The debate about whether the last bastion of Stalinism in Asia, North Korea, is gearing up for reform intensified last week after leader Kim Jong-un called for radical economic renewal and an end to conflict with the South.
“Let us bring about a radical turn in the building of an economic giant with the same spirit and mettle as were displayed in conquering space,” he said, in what was the first new year speech from Pyongyang’s insular leadership in nearly two decades.
The message from Kim, broadcast on state television, did not give any specifics on how he planned to boost the moribund economy, but he did make a link between scientific advance and economic reform.
There are plans for computers in every school and digital electronics in every workplace.
“The industrial revolution in the new century is, in essence, a scientific and technological revolution, and breaking through the cutting-edge is a short cut to the building of an economic giant,” he said, in a speech delivered from behind a massive podium emblazoned with the Korean Workers’ Party motif of a hammer and sickle with a brush in the middle.
Then came the news that Google’s executive chairman Eric Schmidt is preparing to travel to North Korea on a private, humanitarian mission led by former New Mexico governor Bill Richardson.
The number of people with internet access in North Korea is very low, restricted to a percentage of the ruling elite, and what access there is is extremely restricted.
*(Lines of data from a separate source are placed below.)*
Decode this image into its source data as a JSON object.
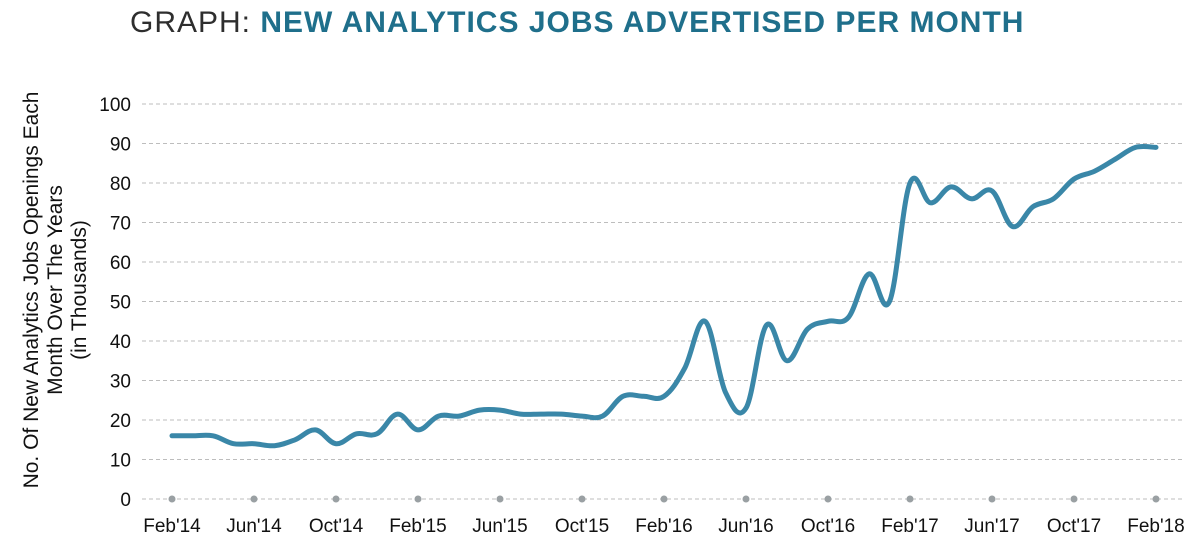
{
  "header": {
    "title_prefix": "GRAPH: ",
    "title_main": "NEW ANALYTICS JOBS ADVERTISED PER MONTH"
  },
  "chart_data": {
    "type": "line",
    "ylabel_lines": [
      "No. Of New Analytics Jobs Openings  Each",
      "Month Over The Years",
      "(in Thousands)"
    ],
    "ylim": [
      0,
      100
    ],
    "yticks": [
      0,
      10,
      20,
      30,
      40,
      50,
      60,
      70,
      80,
      90,
      100
    ],
    "xticks": [
      "Feb'14",
      "Jun'14",
      "Oct'14",
      "Feb'15",
      "Jun'15",
      "Oct'15",
      "Feb'16",
      "Jun'16",
      "Oct'16",
      "Feb'17",
      "Jun'17",
      "Oct'17",
      "Feb'18"
    ],
    "grid": "horizontal-dashed",
    "colors": {
      "line": "#3a87a8",
      "grid": "#bdbdbd",
      "tick_dot": "#9aa0a3",
      "title_accent": "#1f6f8b"
    },
    "series": [
      {
        "x": [
          "Feb'14",
          "Mar'14",
          "Apr'14",
          "May'14",
          "Jun'14",
          "Jul'14",
          "Aug'14",
          "Sep'14",
          "Oct'14",
          "Nov'14",
          "Dec'14",
          "Jan'15",
          "Feb'15",
          "Mar'15",
          "Apr'15",
          "May'15",
          "Jun'15",
          "Jul'15",
          "Aug'15",
          "Sep'15",
          "Oct'15",
          "Nov'15",
          "Dec'15",
          "Jan'16",
          "Feb'16",
          "Mar'16",
          "Apr'16",
          "May'16",
          "Jun'16",
          "Jul'16",
          "Aug'16",
          "Sep'16",
          "Oct'16",
          "Nov'16",
          "Dec'16",
          "Jan'17",
          "Feb'17",
          "Mar'17",
          "Apr'17",
          "May'17",
          "Jun'17",
          "Jul'17",
          "Aug'17",
          "Sep'17",
          "Oct'17",
          "Nov'17",
          "Dec'17",
          "Jan'18",
          "Feb'18"
        ],
        "values": [
          16,
          16,
          16,
          14,
          14,
          13.5,
          15,
          17.5,
          14,
          16.5,
          16.5,
          21.5,
          17.5,
          21,
          21,
          22.5,
          22.5,
          21.5,
          21.5,
          21.5,
          21,
          21,
          26,
          26,
          26,
          33,
          45,
          27,
          23,
          44,
          35,
          43,
          45,
          46,
          57,
          50,
          80,
          75,
          79,
          76,
          78,
          69,
          74,
          76,
          81,
          83,
          86,
          89,
          89
        ]
      }
    ]
  }
}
Last January saw the announcement of the Ten Year State Strategy Plan for Economic Development, and 2012 was forecast to be the first year of North Korea’s “kangsong taeguk”, or “strong and prosperous nation”.
In recent years, there have been a number of experimental economic zones set up near the Chinese border, such as Rason, and there have been several joint ventures between state-owned and South Korean firms.
There have been indications during last year that the collective farming model, which regularly stops short of feeding the country’s 24 million people, was being reformed. Instead of handing over their entire produce to the state, local Cooperative Farm People’s Committees are reportedly allowing farmers to hang on to a surplus of about 30 per cent of their harvest.
North Korea used to have a bigger economy that the South in the 1970s, but the withdrawal of Soviet assistance in the 1980s led to it moving backwards.
In 2011, North Korea’s national income per capita was about €916 while South Korea’s was €17,912, according to the data from the Bank of Korea in Seoul.